I was definitely not the only one doomed to miss a connection in Philadelphia that day. About half the plane seemed to be on their way elsewhere and very few of them accepted this fate with quiet resolve.


As we land, the captain announces that anyone who is making a connection needs to stop by the US Airways table to pick up replacement tickets should they not make their flights. There's a mad rush to get off the plane, and harried airline employees shout us along to the table where a single overwhelmed woman is asking "WHAT'S YOUR NAME? WHERE ARE YOU GOING?" and handing out the new boarding passes. I snatch up my own and follow the crowd to pick up my bag. 


We rush through customs and I compare my new ticket with a girl headed for California. Apparently I'm going to Seattle via Phoenix, leaving tomorrow afternoon. 

Look how far out of the way that is.
The customs guy asks me some questions--what have you been doing, do you have anything to declare... then stamps my passport and says, "Welcome back." I just about start crying. God knows why. Maybe it's the stress or the fact that I've been awake and on planes for about 20 hours so far, or maybe I'm just really happy to be in Philadelphia. 

I rush along, still with my fellow connection missers. I've got about ten minutes before my original flight takes off, a bag to check and an entire airport to cross. After a minute I come to a crossroads. I can either follow the signs to the gates, or go outside to the busses that will take me to my US Airways-subsidized hotel room. A security guard sees dancing back and forth, and asks me where I'm going. I tell him and show him my new boarding pass for tomorrow.

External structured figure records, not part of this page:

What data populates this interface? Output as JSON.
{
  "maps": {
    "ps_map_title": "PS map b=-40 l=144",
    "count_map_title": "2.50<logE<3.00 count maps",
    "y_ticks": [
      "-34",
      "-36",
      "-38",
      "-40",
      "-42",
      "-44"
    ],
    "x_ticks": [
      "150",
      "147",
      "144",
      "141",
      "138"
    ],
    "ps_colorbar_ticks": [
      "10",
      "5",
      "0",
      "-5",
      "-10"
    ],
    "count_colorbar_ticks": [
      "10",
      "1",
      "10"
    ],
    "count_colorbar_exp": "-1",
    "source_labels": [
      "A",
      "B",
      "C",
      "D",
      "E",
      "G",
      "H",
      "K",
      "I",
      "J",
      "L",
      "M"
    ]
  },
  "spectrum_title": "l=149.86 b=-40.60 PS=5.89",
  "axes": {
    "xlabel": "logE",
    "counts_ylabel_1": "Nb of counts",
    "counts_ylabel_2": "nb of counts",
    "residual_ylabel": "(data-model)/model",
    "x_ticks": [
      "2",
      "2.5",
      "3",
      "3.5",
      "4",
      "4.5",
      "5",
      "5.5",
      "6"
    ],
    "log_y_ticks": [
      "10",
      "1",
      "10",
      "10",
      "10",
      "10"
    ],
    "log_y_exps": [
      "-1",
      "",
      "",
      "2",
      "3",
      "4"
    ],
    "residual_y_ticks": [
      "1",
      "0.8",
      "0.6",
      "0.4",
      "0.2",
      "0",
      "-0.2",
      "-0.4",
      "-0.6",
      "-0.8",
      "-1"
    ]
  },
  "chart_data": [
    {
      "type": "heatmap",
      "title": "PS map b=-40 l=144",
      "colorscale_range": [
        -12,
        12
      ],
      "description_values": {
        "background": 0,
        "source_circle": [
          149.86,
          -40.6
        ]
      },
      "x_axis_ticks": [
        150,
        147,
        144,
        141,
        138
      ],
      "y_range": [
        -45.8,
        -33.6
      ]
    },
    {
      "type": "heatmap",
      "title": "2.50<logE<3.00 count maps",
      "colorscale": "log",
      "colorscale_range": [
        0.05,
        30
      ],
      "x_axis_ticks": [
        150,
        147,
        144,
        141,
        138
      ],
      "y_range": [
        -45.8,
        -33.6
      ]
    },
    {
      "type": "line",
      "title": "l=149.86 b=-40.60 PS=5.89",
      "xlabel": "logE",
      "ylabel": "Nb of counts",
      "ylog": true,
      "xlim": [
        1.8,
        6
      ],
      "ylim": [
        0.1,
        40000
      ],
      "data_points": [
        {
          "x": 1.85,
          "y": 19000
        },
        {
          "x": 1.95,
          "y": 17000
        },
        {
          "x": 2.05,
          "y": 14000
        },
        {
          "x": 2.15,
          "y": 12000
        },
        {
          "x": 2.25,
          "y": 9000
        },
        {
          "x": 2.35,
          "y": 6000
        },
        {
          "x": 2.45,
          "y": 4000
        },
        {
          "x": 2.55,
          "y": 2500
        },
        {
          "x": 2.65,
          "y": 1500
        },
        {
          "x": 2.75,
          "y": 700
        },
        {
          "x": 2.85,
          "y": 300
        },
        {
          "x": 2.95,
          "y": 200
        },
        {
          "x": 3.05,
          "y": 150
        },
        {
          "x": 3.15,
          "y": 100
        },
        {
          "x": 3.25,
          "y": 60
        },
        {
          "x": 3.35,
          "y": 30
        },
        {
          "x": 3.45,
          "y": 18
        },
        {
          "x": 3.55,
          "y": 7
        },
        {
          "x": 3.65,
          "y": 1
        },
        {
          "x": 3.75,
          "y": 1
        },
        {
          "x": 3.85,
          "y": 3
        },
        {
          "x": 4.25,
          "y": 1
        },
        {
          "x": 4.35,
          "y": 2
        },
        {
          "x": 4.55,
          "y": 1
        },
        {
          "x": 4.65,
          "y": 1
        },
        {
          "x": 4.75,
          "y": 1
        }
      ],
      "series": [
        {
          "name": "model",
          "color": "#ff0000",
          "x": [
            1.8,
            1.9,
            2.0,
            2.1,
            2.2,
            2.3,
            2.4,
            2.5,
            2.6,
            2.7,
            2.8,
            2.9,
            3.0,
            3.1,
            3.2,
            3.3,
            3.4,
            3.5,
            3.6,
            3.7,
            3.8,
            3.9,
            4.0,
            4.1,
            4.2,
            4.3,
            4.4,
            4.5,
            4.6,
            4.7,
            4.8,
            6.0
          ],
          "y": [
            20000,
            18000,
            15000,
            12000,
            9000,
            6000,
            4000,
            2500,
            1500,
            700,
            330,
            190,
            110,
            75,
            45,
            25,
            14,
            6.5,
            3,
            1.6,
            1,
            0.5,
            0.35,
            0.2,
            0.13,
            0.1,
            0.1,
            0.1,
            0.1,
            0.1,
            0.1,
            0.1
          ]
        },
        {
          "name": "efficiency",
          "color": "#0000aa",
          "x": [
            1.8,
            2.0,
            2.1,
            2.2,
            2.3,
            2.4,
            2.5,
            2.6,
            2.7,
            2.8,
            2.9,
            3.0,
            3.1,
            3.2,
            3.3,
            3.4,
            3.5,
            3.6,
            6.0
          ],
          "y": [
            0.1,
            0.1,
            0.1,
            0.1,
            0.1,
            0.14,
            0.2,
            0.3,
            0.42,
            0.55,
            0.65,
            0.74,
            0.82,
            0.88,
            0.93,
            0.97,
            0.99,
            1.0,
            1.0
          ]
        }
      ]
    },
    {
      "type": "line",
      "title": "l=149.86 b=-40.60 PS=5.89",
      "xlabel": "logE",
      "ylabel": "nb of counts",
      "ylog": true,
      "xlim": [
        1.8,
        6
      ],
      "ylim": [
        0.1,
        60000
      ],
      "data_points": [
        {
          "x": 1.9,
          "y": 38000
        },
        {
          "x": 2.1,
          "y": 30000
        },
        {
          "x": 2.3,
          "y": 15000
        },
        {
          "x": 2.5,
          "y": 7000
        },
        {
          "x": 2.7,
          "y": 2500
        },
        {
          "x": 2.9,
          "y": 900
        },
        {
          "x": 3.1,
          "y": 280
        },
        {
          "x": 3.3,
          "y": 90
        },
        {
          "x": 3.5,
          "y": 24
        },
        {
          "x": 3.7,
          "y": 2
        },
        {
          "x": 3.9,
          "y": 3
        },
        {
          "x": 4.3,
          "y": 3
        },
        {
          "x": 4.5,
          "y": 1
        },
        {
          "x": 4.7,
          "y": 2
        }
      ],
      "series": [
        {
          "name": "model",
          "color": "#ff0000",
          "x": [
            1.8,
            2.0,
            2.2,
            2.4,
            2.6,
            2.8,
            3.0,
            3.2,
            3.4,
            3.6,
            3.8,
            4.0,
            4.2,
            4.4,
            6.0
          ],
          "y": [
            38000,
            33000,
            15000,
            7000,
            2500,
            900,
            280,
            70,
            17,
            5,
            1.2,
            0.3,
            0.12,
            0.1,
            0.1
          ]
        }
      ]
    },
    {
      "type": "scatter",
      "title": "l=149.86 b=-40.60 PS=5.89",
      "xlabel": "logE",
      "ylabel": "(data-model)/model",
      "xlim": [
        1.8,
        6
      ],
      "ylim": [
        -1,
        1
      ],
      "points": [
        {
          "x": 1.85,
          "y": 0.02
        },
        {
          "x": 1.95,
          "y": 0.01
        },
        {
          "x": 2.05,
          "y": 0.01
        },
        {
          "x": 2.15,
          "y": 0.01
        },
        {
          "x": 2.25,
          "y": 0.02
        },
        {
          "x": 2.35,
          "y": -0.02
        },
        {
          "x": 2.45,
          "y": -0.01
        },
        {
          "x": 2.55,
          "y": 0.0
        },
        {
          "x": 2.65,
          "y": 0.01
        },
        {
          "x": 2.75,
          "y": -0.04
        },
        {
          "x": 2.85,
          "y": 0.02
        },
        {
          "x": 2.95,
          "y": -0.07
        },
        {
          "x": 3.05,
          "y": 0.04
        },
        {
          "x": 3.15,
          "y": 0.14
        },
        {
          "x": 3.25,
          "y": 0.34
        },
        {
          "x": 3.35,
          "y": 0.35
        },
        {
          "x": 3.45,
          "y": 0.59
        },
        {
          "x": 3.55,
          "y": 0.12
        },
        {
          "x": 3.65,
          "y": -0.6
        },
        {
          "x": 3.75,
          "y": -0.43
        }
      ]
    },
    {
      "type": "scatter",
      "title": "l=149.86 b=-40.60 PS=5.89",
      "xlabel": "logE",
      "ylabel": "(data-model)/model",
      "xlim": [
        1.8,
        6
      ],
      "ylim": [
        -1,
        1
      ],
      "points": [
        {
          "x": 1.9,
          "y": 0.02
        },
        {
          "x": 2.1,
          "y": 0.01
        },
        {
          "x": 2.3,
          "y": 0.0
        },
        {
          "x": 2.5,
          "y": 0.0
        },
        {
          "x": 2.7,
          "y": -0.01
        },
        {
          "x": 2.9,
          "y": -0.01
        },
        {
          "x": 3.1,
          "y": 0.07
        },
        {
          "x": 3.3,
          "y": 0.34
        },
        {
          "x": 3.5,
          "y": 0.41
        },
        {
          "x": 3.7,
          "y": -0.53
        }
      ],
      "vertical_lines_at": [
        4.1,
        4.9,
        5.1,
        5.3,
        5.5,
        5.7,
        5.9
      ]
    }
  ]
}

"No, no no," he says. "That's really shitty. You're not gonna catch this one tonight. You're gonna go down that hallway and talk to the lady in the window. Tell her you want to go to Denver. Denver, got it?"


I say okay, and go to talk to the lady in the window. It takes a little explaining, a little finagling, but eventually she gets me on a United flight to Denver at 8:00 am the next day with a connection to Seattle that will get me there early in the afternoon. More than anything I am super relieved that I do not have to have this conversation in Spanish given my loopy mental state.


I take the shuttle bus to the hotel, check in and go to have dinner at the hotel's restaurant. By this point I am super out of it and everything is absolutely hilarious.
Look at this toilet! There's so much water in there! And what's with that little lever? Why is there no button on top?
There are some guys at the bar, talking pretty loudly, and I keep sitting up and looking their way, thinking, "English? I hear English! Is it people I know? Probably! I should go talk to them." and then remembering that oh yeah, I'm in the States. Most everyone speaks English.


Leg 4: Denver to Port Townsend


This last little bit wasn't too bad. I flew out in the morning, had breakfast kind of in Denver, and met my mom at the baggage claim in SeaTac. We stopped for phở in Poulsbo or someplace and oh my goodness it was spicy and salty and amazing. It wasn't too much longer before I was in P-Town once again.


It was a longer trip time-wise than I had been expecting (over 48 hours transit time) but at least it wasn't as though I had work or any other real obligations waiting for me.